Both groups independently identified the cold gas giant within days of each other late last year, using entirely different telescopes. Scientists announced Wednesday that it holds the record as the dimmest planet ever captured through direct imaging from Earth.
A team led by Scottish and German researchers located the planet orbiting a star called Beta Pictoris, using the European Southern Observatory’s Very Large Telescope in Chile. They then searched through years of archived data to verify the planet’s orbit. The planet had gone unnoticed all that time, hidden in the glare of its much brighter host star and two other planets already known to orbit it.
“It was very much playing hide-and-seek for 11 years,” said Markus Bonse of the European Southern Observatory, who co-led the first research team.
The second team, based out of California, spotted the same planet using NASA’s Webb Space Telescope — the largest and most powerful telescope ever sent into space. It only took two observations with Webb to confirm the find. Both teams published their results in the Astrophysical Journal Letters.

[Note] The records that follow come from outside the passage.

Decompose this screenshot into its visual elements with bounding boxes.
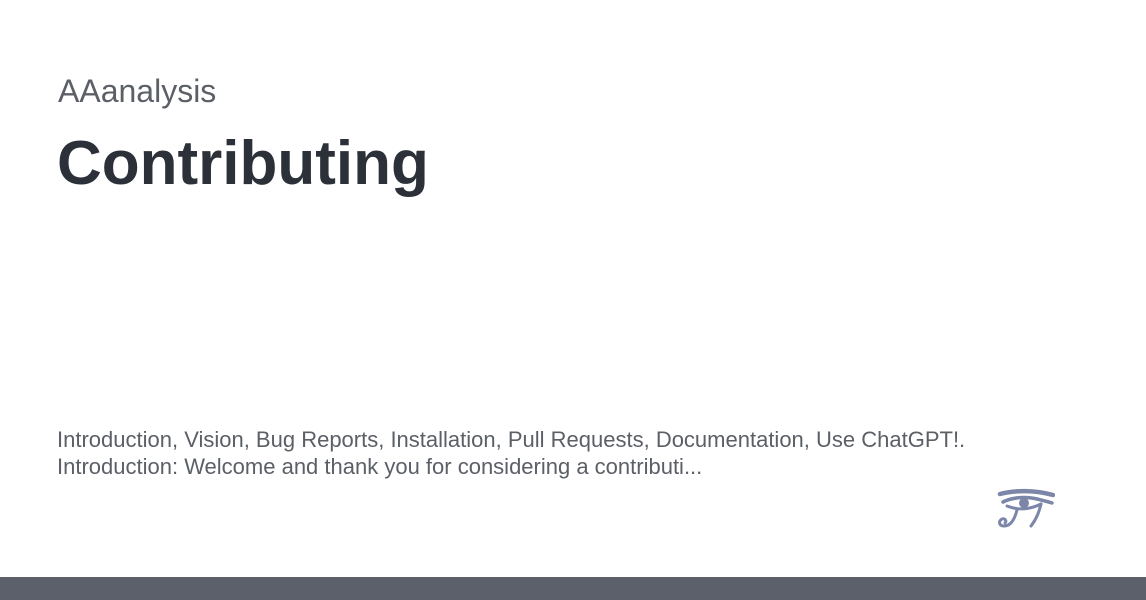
eye-of-horus-svg bbox=[997, 488, 1056, 528]
eye-pupil bbox=[1019, 498, 1029, 508]
eye-spiral bbox=[998, 508, 1019, 528]
eye-of-horus-icon bbox=[997, 488, 1056, 532]
page-description: Introduction, Vision, Bug Reports, Insta… bbox=[57, 426, 1057, 480]
project-name: AAanalysis bbox=[58, 73, 217, 109]
eye-brow bbox=[997, 488, 1056, 498]
footer-bar bbox=[0, 577, 1146, 600]
description-line-1: Introduction, Vision, Bug Reports, Insta… bbox=[57, 427, 966, 452]
page-title: Contributing bbox=[57, 129, 429, 198]
description-line-2: Introduction: Welcome and thank you for … bbox=[57, 454, 703, 479]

The discovery was largely a matter of chance. Each team had been focusing on one of Beta Pictoris’s already-known planets when they noticed something else — a less massive object, 100 times dimmer, sitting farther out in the system. To avoid influencing each other’s conclusions, the two groups deliberately kept their work separate.
The newly found planet is slightly larger than Jupiter and completes one orbit around its star every 91 years — just a bit longer than it takes Uranus to circle our own sun. The star system it belongs to is only about 20 million years old, making it extremely young compared to our 4.5-billion-year-old solar neighborhood. The planet likely resembles a much younger version of Jupiter, according to Aidan Gibbs of the University of California San Diego, who headed the second research team.
“The giant planets have formed, but smaller terrestrial planets could still be forming,” Gibbs said. He added that Beta Pictoris “is probably our best look at a planetary system just after it has formed and is still in the process of stabilizing” from the chaos of flying asteroids and comets.
Beta Pictoris sits within the southern constellation Pictor — named after a painter’s easel — and lies 63 light-years away from Earth. To put that in perspective, a single light-year equals nearly 6 trillion miles, or more than 9 trillion kilometers.
According to NASA, fewer than 100 of the more than 6,000 confirmed exoplanets — planets orbiting stars other than our sun — have been found through direct imaging. The vast majority were detected by watching them pass in front of their host star, causing a brief dimming of its light.
“We’ve now built a picture of this planet,” said Ben Sutlieff of the University of Edinburgh. “And we are very excited to see what more can be learned about it.”